As a second-year medical student, I can tell you that I received 3 slides in a presentation related to Ebola, 1 sentence on Marburg, and 1 paragraph on West Nile. Our nurses and doctors are not being properly trained on how to protect themselves and how to treat patients. The best thing we can do in the future is knowledge sharing. Let’s break the lines industrialized countries have put up for themselves, and stop thinking of tropical disease as not “our” problem. We train our staff for earthquakes and natural disasters. Shouldn’t pandemics get the same? If policies are not clear, they should be. I have high hopes that, because of what we have seen, they will be.

That being said, please remember that 99 percent of the Ebola situation is happening in West Africa. The situation is poorly controlled, with grim predictions of up to 10,000 new cases a week. The best-case scenario for patients is dying without infecting others. This is a sad, very hard reality to face.

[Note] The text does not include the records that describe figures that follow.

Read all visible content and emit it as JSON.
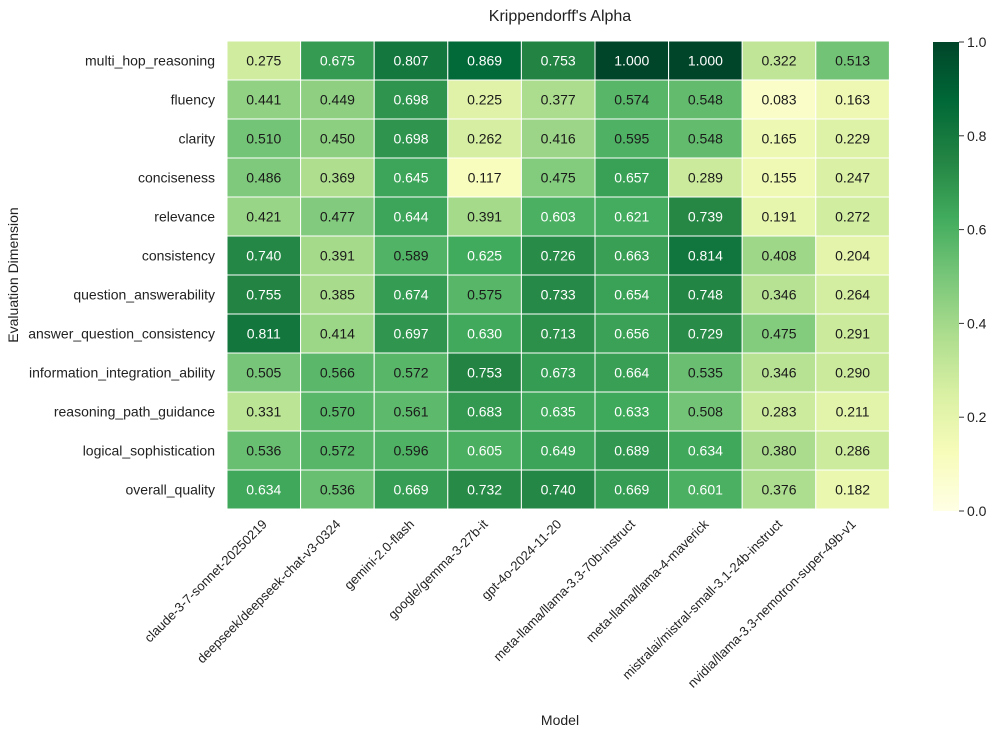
{
  "chart_data": {
    "type": "heatmap",
    "title": "Krippendorff's Alpha",
    "xlabel": "Model",
    "ylabel": "Evaluation Dimension",
    "x_categories": [
      "claude-3-7-sonnet-20250219",
      "deepseek/deepseek-chat-v3-0324",
      "gemini-2.0-flash",
      "google/gemma-3-27b-it",
      "gpt-4o-2024-11-20",
      "meta-llama/llama-3.3-70b-instruct",
      "meta-llama/llama-4-maverick",
      "mistralai/mistral-small-3.1-24b-instruct",
      "nvidia/llama-3.3-nemotron-super-49b-v1"
    ],
    "y_categories": [
      "multi_hop_reasoning",
      "fluency",
      "clarity",
      "conciseness",
      "relevance",
      "consistency",
      "question_answerability",
      "answer_question_consistency",
      "information_integration_ability",
      "reasoning_path_guidance",
      "logical_sophistication",
      "overall_quality"
    ],
    "values": [
      [
        0.275,
        0.675,
        0.807,
        0.869,
        0.753,
        1.0,
        1.0,
        0.322,
        0.513
      ],
      [
        0.441,
        0.449,
        0.698,
        0.225,
        0.377,
        0.574,
        0.548,
        0.083,
        0.163
      ],
      [
        0.51,
        0.45,
        0.698,
        0.262,
        0.416,
        0.595,
        0.548,
        0.165,
        0.229
      ],
      [
        0.486,
        0.369,
        0.645,
        0.117,
        0.475,
        0.657,
        0.289,
        0.155,
        0.247
      ],
      [
        0.421,
        0.477,
        0.644,
        0.391,
        0.603,
        0.621,
        0.739,
        0.191,
        0.272
      ],
      [
        0.74,
        0.391,
        0.589,
        0.625,
        0.726,
        0.663,
        0.814,
        0.408,
        0.204
      ],
      [
        0.755,
        0.385,
        0.674,
        0.575,
        0.733,
        0.654,
        0.748,
        0.346,
        0.264
      ],
      [
        0.811,
        0.414,
        0.697,
        0.63,
        0.713,
        0.656,
        0.729,
        0.475,
        0.291
      ],
      [
        0.505,
        0.566,
        0.572,
        0.753,
        0.673,
        0.664,
        0.535,
        0.346,
        0.29
      ],
      [
        0.331,
        0.57,
        0.561,
        0.683,
        0.635,
        0.633,
        0.508,
        0.283,
        0.211
      ],
      [
        0.536,
        0.572,
        0.596,
        0.605,
        0.649,
        0.689,
        0.634,
        0.38,
        0.286
      ],
      [
        0.634,
        0.536,
        0.669,
        0.732,
        0.74,
        0.669,
        0.601,
        0.376,
        0.182
      ]
    ],
    "value_format": "3 decimals",
    "colorbar": {
      "colormap": "YlGn",
      "range": [
        0.0,
        1.0
      ],
      "ticks": [
        "0.0",
        "0.2",
        "0.4",
        "0.6",
        "0.8",
        "1.0"
      ],
      "placement": "right"
    },
    "colors": [
      "#ffffe5",
      "#f7fcb9",
      "#d9f0a3",
      "#addd8e",
      "#78c679",
      "#41ab5d",
      "#238443",
      "#006837",
      "#004529"
    ]
  }
}
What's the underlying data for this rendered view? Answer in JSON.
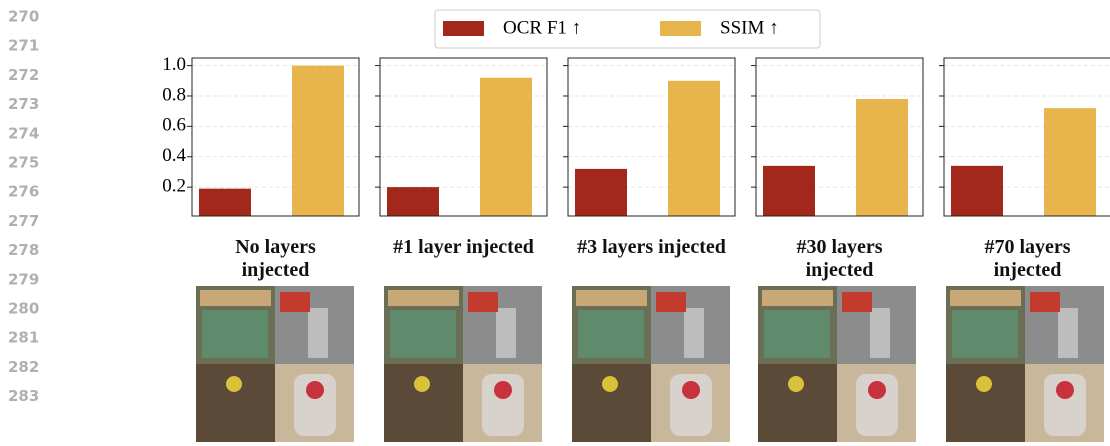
{
  "line_numbers": [
    "270",
    "271",
    "272",
    "273",
    "274",
    "275",
    "276",
    "277",
    "278",
    "279",
    "280",
    "281",
    "282",
    "283"
  ],
  "legend": {
    "series": [
      {
        "name": "OCR F1 ↑",
        "color": "#a1281a"
      },
      {
        "name": "SSIM ↑",
        "color": "#e8b44c"
      }
    ]
  },
  "chart_data": [
    {
      "type": "bar",
      "title": "No layers injected",
      "values": [
        0.19,
        1.0
      ],
      "ylim": [
        0.01,
        1.05
      ],
      "yticks": [
        0.2,
        0.4,
        0.6,
        0.8,
        {
          "value": 1,
          "label": "1.0"
        }
      ],
      "tick_labels": true,
      "grid": true
    },
    {
      "type": "bar",
      "title": "#1 layer injected",
      "values": [
        0.2,
        0.92
      ],
      "ylim": [
        0.01,
        1.05
      ],
      "yticks": [
        0.2,
        0.4,
        0.6,
        0.8,
        1
      ],
      "tick_labels": false,
      "grid": true
    },
    {
      "type": "bar",
      "title": "#3 layers injected",
      "values": [
        0.32,
        0.9
      ],
      "ylim": [
        0.01,
        1.05
      ],
      "yticks": [
        0.2,
        0.4,
        0.6,
        0.8,
        1
      ],
      "tick_labels": false,
      "grid": true
    },
    {
      "type": "bar",
      "title": "#30 layers injected",
      "values": [
        0.34,
        0.78
      ],
      "ylim": [
        0.01,
        1.05
      ],
      "yticks": [
        0.2,
        0.4,
        0.6,
        0.8,
        1
      ],
      "tick_labels": false,
      "grid": true
    },
    {
      "type": "bar",
      "title": "#70 layers injected",
      "values": [
        0.34,
        0.72
      ],
      "ylim": [
        0.01,
        1.05
      ],
      "yticks": [
        0.2,
        0.4,
        0.6,
        0.8,
        1
      ],
      "tick_labels": false,
      "grid": true
    }
  ]
}
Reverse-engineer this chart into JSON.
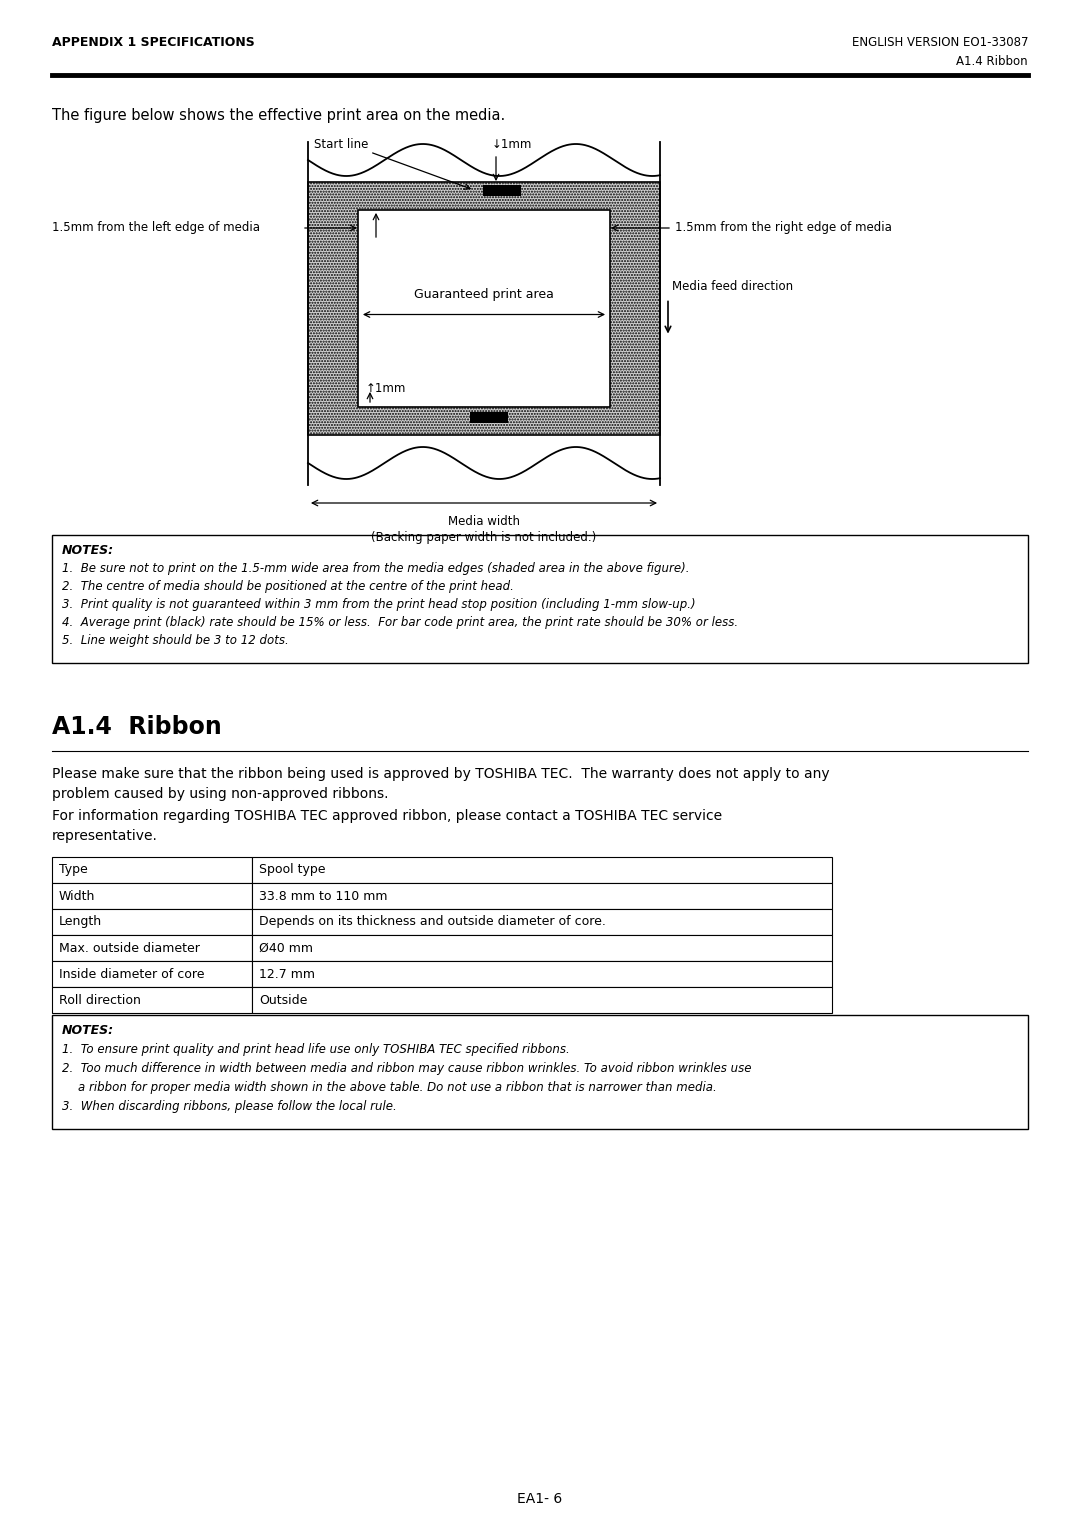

The U.S. may have stumbled, but we will get back on track quickly — likely with few, if any, future infections. Liberia, Sierra Leone, and Guinea are facing an impossible task with limited supplies and support.

Given its method of transmission, in the U.S., Ebola will most likely stop with the couple of cases we already know off. But as the hysteria quiets and people return to their normal lives, let us not forget the lessons learned here.

Maja Feldman is a medical student. She continues to contribute to Partners for Development as a consultant.